Sarah Archer is Jaycee Holden. Jaycee Holden is Sarah Archer. Put it however you like it, the two women are one and the same, and I feel the increasingly unstable buttresses that support my world collapsing beneath me as the rest of my muscles give way. Someone, it seems, is dimming the lights …

W
e sit on the couch, three feet apart, miles away from each other. Every few minutes, she attempts to speak, but I hold up my hand, refusing to listen. Immature, perhaps, but I need some time to think. It has been almost an hour since I came to, and only now am I regaining enough control of my emotions to allow for rational conversation.

“Vincent, listen …” she pleads, tears welling in those soft brown eyes. Her green contact lenses soak in a spare case carried in her purse.

“I can’t … How could …” I am not getting very far with speech, so I opt for a pained expression. It conveys the message properly.

“You don’t think I didn’t want to tell you? Right there in that Greek restaurant, I wanted to let it all out. Right in front of everyone if I had to, just let it fly, let you know that you and I … that we were the same.”

I laugh sardonically, shaking my head. “We’re not the same,” I say.

“We’re both dinos.”

“Or so you say. Maybe this is a costume, too.”

“Don’t be childish, Vincent, of course it isn’t.”

“How the hell am I supposed to know?” I explode, and some part of me is glad to see her cringe. “I mean, Christ, Sarah … or is it Jaycee?”

“It’s Jaycee.”

“You sure? I could go for just about anything now. You want me to call you Bertha, I’ll call you Bertha.”

“It’s Jaycee,” she repeats meekly.

“Fine. You got anything left to hide, Jaycee? ’cause I’m just about done playing around. You’re missing, you’re not missing, you’re a human, you’re a dino—”

“There’s a reason,” she interrupts.

“I would hope so. If you did this just for kicks I’d really be worried. So, you gonna tell me?”

“If you let me.”

“I’m letting you.”

“Good.”

“Good. Now talk.”

She begins slowly, shifting about the couch, unable to look me in the eyes. It was so damned easy before, wasn’t it? “I don’t know where to start,” she says, and I suggest the beginning. “There isn’t much of a beginning. It sort of … sprang up.”

“Like a weed?”

“Five years ago,” Jaycee continues, “I met Donovan on the streets of New York. Well, not on the streets—we were both at a deli counter down in Greenwich Village. And we were both single and we were both attractive and we were both ready for a relationship, though we didn’t know it at the time. I smelled him the second he walked in, the strongest dino odor that’s ever hit me. Do you remember his smell, Vincent? From your visit to the hospital?”

I remember the odors of barbecued meat, of roasted Raptor, and though I feel Jaycee Holden deserves some pain for what she’s put me through, I don’t think divulging this information would represent a fair retaliation. “It was a hospital,” I say. “You know how tough it is with those disinfectants.”

She senses my tactful avoidance of the subject and nods gratefully. “He could light up a room with his odor. Like a wave of roses, a sea breeze. I used to call him my little sea dragon.

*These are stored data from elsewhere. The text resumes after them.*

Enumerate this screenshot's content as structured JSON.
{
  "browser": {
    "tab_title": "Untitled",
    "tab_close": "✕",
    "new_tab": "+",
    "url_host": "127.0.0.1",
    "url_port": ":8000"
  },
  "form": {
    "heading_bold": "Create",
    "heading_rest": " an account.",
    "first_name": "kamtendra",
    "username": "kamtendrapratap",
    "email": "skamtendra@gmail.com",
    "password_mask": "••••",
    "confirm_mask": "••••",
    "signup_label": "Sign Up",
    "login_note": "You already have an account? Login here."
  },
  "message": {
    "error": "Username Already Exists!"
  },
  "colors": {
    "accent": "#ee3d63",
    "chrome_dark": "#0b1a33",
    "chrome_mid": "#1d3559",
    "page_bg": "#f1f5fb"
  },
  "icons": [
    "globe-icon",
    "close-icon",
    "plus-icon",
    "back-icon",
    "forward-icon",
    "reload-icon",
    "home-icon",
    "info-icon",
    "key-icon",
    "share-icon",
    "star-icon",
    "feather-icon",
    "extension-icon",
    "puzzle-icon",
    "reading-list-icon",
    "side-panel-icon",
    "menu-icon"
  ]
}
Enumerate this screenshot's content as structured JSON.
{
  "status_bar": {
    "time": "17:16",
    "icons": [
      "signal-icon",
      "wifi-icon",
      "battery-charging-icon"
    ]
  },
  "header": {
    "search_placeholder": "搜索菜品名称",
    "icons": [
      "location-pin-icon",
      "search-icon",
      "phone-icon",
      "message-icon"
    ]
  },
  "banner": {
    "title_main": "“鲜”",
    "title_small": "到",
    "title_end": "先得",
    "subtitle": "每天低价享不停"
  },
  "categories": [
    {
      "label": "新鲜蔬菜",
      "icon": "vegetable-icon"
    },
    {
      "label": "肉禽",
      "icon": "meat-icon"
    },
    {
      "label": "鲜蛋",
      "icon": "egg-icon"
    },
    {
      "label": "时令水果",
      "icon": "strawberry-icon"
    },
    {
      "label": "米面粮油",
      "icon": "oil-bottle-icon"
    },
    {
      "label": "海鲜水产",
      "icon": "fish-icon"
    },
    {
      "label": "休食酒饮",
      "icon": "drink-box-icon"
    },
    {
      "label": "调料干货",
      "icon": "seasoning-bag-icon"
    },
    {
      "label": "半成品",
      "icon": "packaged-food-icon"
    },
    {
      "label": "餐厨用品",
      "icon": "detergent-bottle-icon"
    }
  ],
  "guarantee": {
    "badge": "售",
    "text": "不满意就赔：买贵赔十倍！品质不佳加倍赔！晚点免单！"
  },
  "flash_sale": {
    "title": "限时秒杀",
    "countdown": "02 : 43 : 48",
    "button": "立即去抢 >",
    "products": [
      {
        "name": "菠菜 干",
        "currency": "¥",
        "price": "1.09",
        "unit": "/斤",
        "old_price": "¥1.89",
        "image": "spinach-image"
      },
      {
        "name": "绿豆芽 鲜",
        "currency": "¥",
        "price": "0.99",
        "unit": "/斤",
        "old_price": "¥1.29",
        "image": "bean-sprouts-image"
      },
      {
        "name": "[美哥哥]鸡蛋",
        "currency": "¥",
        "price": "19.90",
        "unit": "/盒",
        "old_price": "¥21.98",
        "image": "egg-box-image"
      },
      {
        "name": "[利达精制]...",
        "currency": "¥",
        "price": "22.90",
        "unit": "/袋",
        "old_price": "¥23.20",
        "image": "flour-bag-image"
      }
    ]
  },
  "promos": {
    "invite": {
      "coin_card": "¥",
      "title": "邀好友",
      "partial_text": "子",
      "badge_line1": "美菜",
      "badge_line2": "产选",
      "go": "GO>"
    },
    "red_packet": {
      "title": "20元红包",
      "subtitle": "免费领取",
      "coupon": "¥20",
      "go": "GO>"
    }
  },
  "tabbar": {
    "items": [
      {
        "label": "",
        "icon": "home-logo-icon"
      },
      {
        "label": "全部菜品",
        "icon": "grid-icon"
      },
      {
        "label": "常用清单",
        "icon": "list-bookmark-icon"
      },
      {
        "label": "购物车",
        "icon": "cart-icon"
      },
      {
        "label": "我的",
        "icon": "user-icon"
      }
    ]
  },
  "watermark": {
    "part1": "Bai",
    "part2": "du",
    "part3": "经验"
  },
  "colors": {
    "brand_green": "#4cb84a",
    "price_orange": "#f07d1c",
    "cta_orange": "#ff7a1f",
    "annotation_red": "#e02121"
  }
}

“I had corned beef on white with mayo, and he made fun of it. Said I didn’t know how to eat properly. Those were the first words I ever heard him say—‘Ma’am, I hate to intrude, but you don’t know how to eat right.’ ”

How cute. “Is this nonsense going somewhere?” This is good old-fashioned jealousy talking, but I really don’t care.

“You said to start from the beginning, I’m starting from the beginning. He was a great guy, Vincent, a lot like you. Not just because he was a Raptor, either. Your sense of humor, your style, the way you carry yourself—very similar. You would have liked him, I’m sure.”